Pouvez-vous parler de la composition sonore, qui est très riche et inventive ? Comment et dans quelles directions la bande sonore a-t-elle été composée ?
Ce processus, mené avec Julián Galay, a été merveilleux et plein de découvertes dans les petites choses, dans l’attention aux détails minuscules. Mon intention n’était pas de « sonoriser » les images d’archive ou d’alimenter l’obscurité avec les sons de ce qui devrait s’y trouver mais ne peut être vu, mais d’exploiter cet espace comme un territoire expansif et libre où construire, par moments, un monde autre, convoqué, pour le coup, par les matériaux, les choses, les surfaces forgeuses de réalités.
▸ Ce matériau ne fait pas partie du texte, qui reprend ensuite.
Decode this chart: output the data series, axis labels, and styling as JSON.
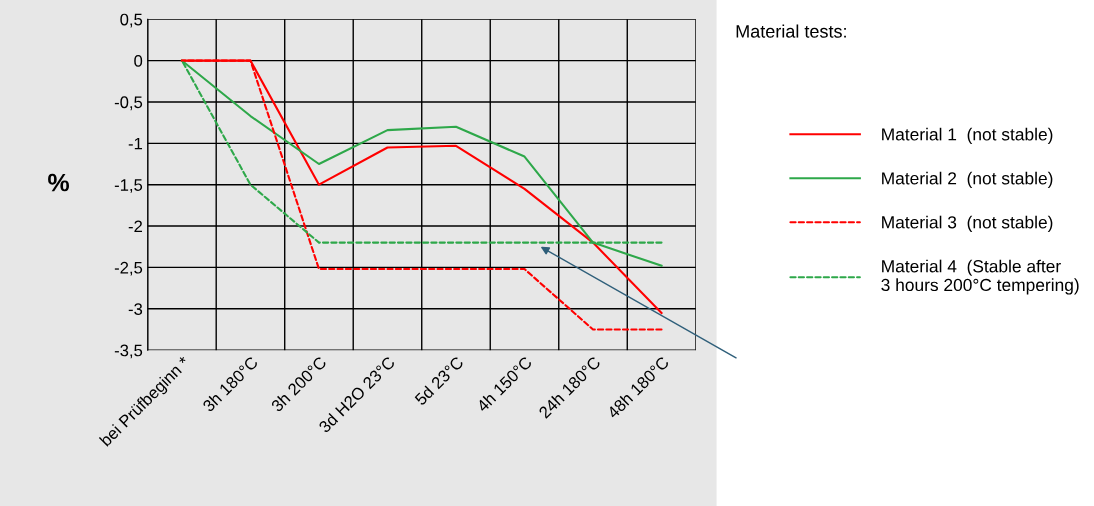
{
  "chart_data": {
    "type": "line",
    "ylabel": "%",
    "legend_title": "Material tests:",
    "legend": "right",
    "grid": true,
    "categories": [
      "bei Prüfbeginn *",
      "3h 180°C",
      "3h 200°C",
      "3d H2O 23°C",
      "5d 23°C",
      "4h 150°C",
      "24h 180°C",
      "48h 180°C"
    ],
    "ylim": [
      -3.5,
      0.5
    ],
    "yticks": [
      {
        "value": -3.5,
        "label": "-3,5"
      },
      -3,
      {
        "value": -2.5,
        "label": "-2,5"
      },
      -2,
      {
        "value": -1.5,
        "label": "-1,5"
      },
      -1,
      {
        "value": -0.5,
        "label": "-0,5"
      },
      0,
      {
        "value": 0.5,
        "label": "0,5"
      }
    ],
    "series": [
      {
        "name": "Material 1  (not stable)",
        "color": "#ff0000",
        "line_style": "solid",
        "values": [
          0,
          0,
          -1.5,
          -1.05,
          -1.03,
          -1.55,
          -2.2,
          -3.05
        ]
      },
      {
        "name": "Material 2  (not stable)",
        "color": "#2ea84a",
        "line_style": "solid",
        "values": [
          0,
          -0.67,
          -1.25,
          -0.84,
          -0.8,
          -1.16,
          -2.2,
          -2.48
        ]
      },
      {
        "name": "Material 3  (not stable)",
        "color": "#ff0000",
        "line_style": "dotted",
        "values": [
          0,
          0,
          -2.52,
          -2.52,
          -2.52,
          -2.52,
          -3.25,
          -3.25
        ]
      },
      {
        "name": "Material 4  (Stable after\n3 hours 200°C tempering)",
        "color": "#2ea84a",
        "line_style": "dotted",
        "values": [
          0,
          -1.5,
          -2.2,
          -2.2,
          -2.2,
          -2.2,
          -2.2,
          -2.2
        ]
      }
    ]
  }
}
Pour cela, nous avons travaillé sur une série de sons enregistrés lors du tournage avec Roberto Collío, puis avec Julián, avec qui nous avons enregistré le son des machines du laboratoire, des appareils photo, de l’eau qui goutte, des interrupteurs de lumière, des petites choses dans une pièce, des allumettes s’allumant et s’éteignant, des choses que nous laissons tomber maladroitement lorsque nous sommes dans le noir, du frottement des bacs et des bouteilles de produits chimiques, du contact avec le papier et la lumière. Pendant le processus, nous avons établi des formes de dialogues sur la façon dont la lumière sonne, comment peut être un son éblouissant, quels sons oscillent et lesquels restent. D’une certaine manière, je pense que nous avons fait avec le son quelque chose de similaire aux manières de travailler avec la lumière.
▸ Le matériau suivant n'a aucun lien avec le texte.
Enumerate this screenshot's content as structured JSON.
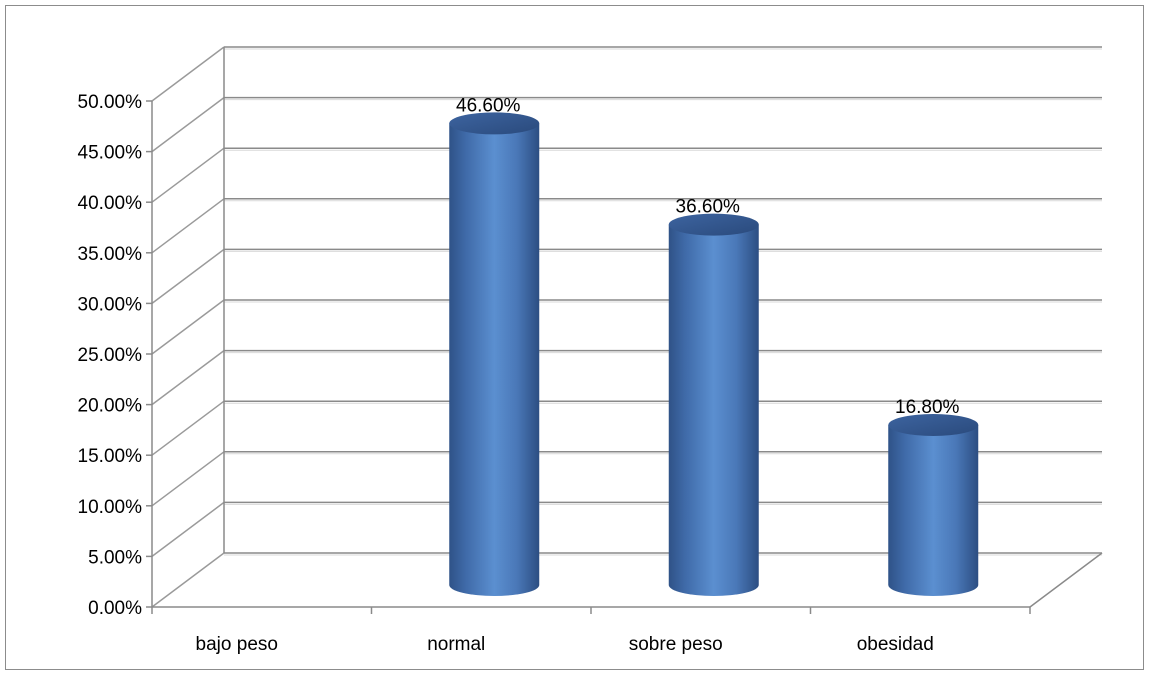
{
  "chart_data": {
    "type": "bar",
    "categories": [
      "bajo peso",
      "normal",
      "sobre peso",
      "obesidad"
    ],
    "values": [
      0,
      46.6,
      36.6,
      16.8
    ],
    "data_labels": [
      "",
      "46.60%",
      "36.60%",
      "16.80%"
    ],
    "ylim": [
      0,
      50
    ],
    "y_ticks": [
      0,
      5,
      10,
      15,
      20,
      25,
      30,
      35,
      40,
      45,
      50
    ],
    "y_tick_labels": [
      "0.00%",
      "5.00%",
      "10.00%",
      "15.00%",
      "20.00%",
      "25.00%",
      "30.00%",
      "35.00%",
      "40.00%",
      "45.00%",
      "50.00%"
    ],
    "grid": true,
    "legend": "none",
    "style": "3d-cylinder",
    "bar_color": "#4f81bd"
  }
}
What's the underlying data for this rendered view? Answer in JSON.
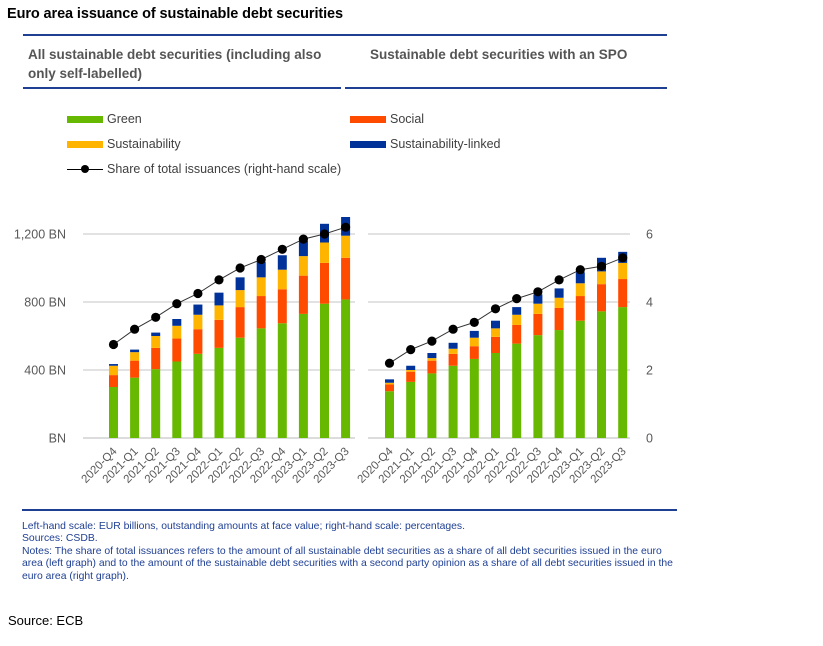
{
  "title": "Euro area issuance of sustainable debt securities",
  "panels": {
    "left_title": "All sustainable debt securities (including also only self-labelled)",
    "right_title": "Sustainable debt securities with an SPO"
  },
  "legend": [
    {
      "label": "Green",
      "color": "#66b800",
      "kind": "bar"
    },
    {
      "label": "Social",
      "color": "#ff4b00",
      "kind": "bar"
    },
    {
      "label": "Sustainability",
      "color": "#ffb400",
      "kind": "bar"
    },
    {
      "label": "Sustainability-linked",
      "color": "#003299",
      "kind": "bar"
    },
    {
      "label": "Share of total issuances (right-hand scale)",
      "color": "#000000",
      "kind": "line"
    }
  ],
  "chart_data": [
    {
      "type": "bar",
      "stacked": true,
      "title": "All sustainable debt securities (including also only self-labelled)",
      "categories": [
        "2020-Q4",
        "2021-Q1",
        "2021-Q2",
        "2021-Q3",
        "2021-Q4",
        "2022-Q1",
        "2022-Q2",
        "2022-Q3",
        "2022-Q4",
        "2023-Q1",
        "2023-Q2",
        "2023-Q3"
      ],
      "series": [
        {
          "name": "Green",
          "color": "#66b800",
          "values": [
            300,
            355,
            405,
            450,
            495,
            530,
            590,
            645,
            675,
            730,
            790,
            815
          ]
        },
        {
          "name": "Social",
          "color": "#ff4b00",
          "values": [
            70,
            100,
            125,
            135,
            145,
            165,
            180,
            190,
            200,
            225,
            240,
            245
          ]
        },
        {
          "name": "Sustainability",
          "color": "#ffb400",
          "values": [
            55,
            50,
            70,
            75,
            85,
            85,
            100,
            110,
            115,
            115,
            120,
            130
          ]
        },
        {
          "name": "Sustainability-linked",
          "color": "#003299",
          "values": [
            10,
            15,
            20,
            40,
            60,
            75,
            75,
            90,
            85,
            90,
            110,
            110
          ]
        }
      ],
      "line_series": {
        "name": "Share of total issuances (right-hand scale)",
        "color": "#000000",
        "values": [
          2.75,
          3.2,
          3.55,
          3.95,
          4.25,
          4.65,
          5.0,
          5.25,
          5.55,
          5.85,
          6.0,
          6.2
        ]
      },
      "left_axis": {
        "ylim": [
          0,
          1200
        ],
        "ticks": [
          0,
          400,
          800,
          1200
        ],
        "tick_labels": [
          "BN",
          "400 BN",
          "800 BN",
          "1,200 BN"
        ]
      },
      "right_axis": {
        "ylim": [
          0,
          6
        ],
        "ticks": [
          0,
          2,
          4,
          6
        ],
        "visible": false
      },
      "grid": true
    },
    {
      "type": "bar",
      "stacked": true,
      "title": "Sustainable debt securities with an SPO",
      "categories": [
        "2020-Q4",
        "2021-Q1",
        "2021-Q2",
        "2021-Q3",
        "2021-Q4",
        "2022-Q1",
        "2022-Q2",
        "2022-Q3",
        "2022-Q4",
        "2023-Q1",
        "2023-Q2",
        "2023-Q3"
      ],
      "series": [
        {
          "name": "Green",
          "color": "#66b800",
          "values": [
            275,
            330,
            380,
            425,
            465,
            500,
            555,
            605,
            635,
            690,
            745,
            770
          ]
        },
        {
          "name": "Social",
          "color": "#ff4b00",
          "values": [
            40,
            60,
            75,
            70,
            75,
            95,
            110,
            125,
            130,
            145,
            160,
            165
          ]
        },
        {
          "name": "Sustainability",
          "color": "#ffb400",
          "values": [
            10,
            10,
            15,
            30,
            50,
            50,
            60,
            60,
            60,
            75,
            75,
            95
          ]
        },
        {
          "name": "Sustainability-linked",
          "color": "#003299",
          "values": [
            20,
            25,
            30,
            35,
            40,
            45,
            45,
            55,
            55,
            65,
            80,
            65
          ]
        }
      ],
      "line_series": {
        "name": "Share of total issuances (right-hand scale)",
        "color": "#000000",
        "values": [
          2.2,
          2.6,
          2.85,
          3.2,
          3.4,
          3.8,
          4.1,
          4.3,
          4.65,
          4.95,
          5.05,
          5.3
        ]
      },
      "left_axis": {
        "ylim": [
          0,
          1200
        ],
        "visible": false
      },
      "right_axis": {
        "ylim": [
          0,
          6
        ],
        "ticks": [
          0,
          2,
          4,
          6
        ],
        "tick_labels": [
          "0",
          "2",
          "4",
          "6"
        ]
      },
      "grid": true
    }
  ],
  "notes": {
    "line1": "Left-hand scale: EUR billions, outstanding amounts at face value; right-hand scale: percentages.",
    "line2": "Sources: CSDB.",
    "line3": "Notes: The share of total issuances refers to the amount of all sustainable debt securities as a share of all debt securities issued in the euro area (left graph) and to the amount of the sustainable debt securities with a second party opinion as a share of all debt securities issued in the euro area (right graph)."
  },
  "source": "Source: ECB"
}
On peut imaginer un processus de montage très long et difficile. Pouvez-vous en parler ?
Le processus de montage a été long et sinueux car nous avons décidé d’emblée de ne pas suivre le traitement qui avait été écrit comme guide pour le tournage et de faire confiance, à ce stade, à ce qui pouvait apparaître à travers le contact entre les images filmées et les sons enregistrés.
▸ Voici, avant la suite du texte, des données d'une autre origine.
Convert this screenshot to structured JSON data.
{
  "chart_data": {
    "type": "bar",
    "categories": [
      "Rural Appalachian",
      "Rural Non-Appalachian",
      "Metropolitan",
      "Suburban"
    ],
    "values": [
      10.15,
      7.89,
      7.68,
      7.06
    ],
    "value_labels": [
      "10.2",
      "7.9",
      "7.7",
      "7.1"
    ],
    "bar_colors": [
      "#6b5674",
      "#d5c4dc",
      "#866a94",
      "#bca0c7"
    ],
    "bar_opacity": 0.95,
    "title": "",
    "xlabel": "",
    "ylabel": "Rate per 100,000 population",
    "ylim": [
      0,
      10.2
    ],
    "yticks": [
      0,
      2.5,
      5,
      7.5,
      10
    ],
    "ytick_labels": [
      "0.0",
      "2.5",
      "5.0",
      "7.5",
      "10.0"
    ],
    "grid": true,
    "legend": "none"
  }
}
Mayra Morán, la co-monteuse, est intervenue dans cette première étape pour travailler avec les matériaux et ma proposition était qu’elle le fasse de manière libre, en se permettant de trouver des contacts et des résonances qui m’étaient jusqu’alors insoupçonnés. Après ce processus, j’ai monté moi-même pendant environ un an, et peut-être parce que je viens des arts visuels et que ma relation avec le montage est beaucoup plus dispersée et déstructurée, j’ai monté le film sans trop de clarté sur où il se dirigeait en cours de route. Dans ce sens, pendant ce long processus, je suis allée et revenue de nombreuses fois. Il y a eu de nombreuses versions et je me suis permise en chemin de développer diverses dérives jusqu’à comprendre lesquelles faisaient partie de l’univers du film et lesquelles devaient rester en dehors. Ainsi, également, dans cet exercice de montage créatif, sont apparues ce que je définis comme des « petites fictions », où le personnage de mon père se détache de ses propres conditions biographiques et peut vibrer même dans un autre genre qui forge d’autres réalités.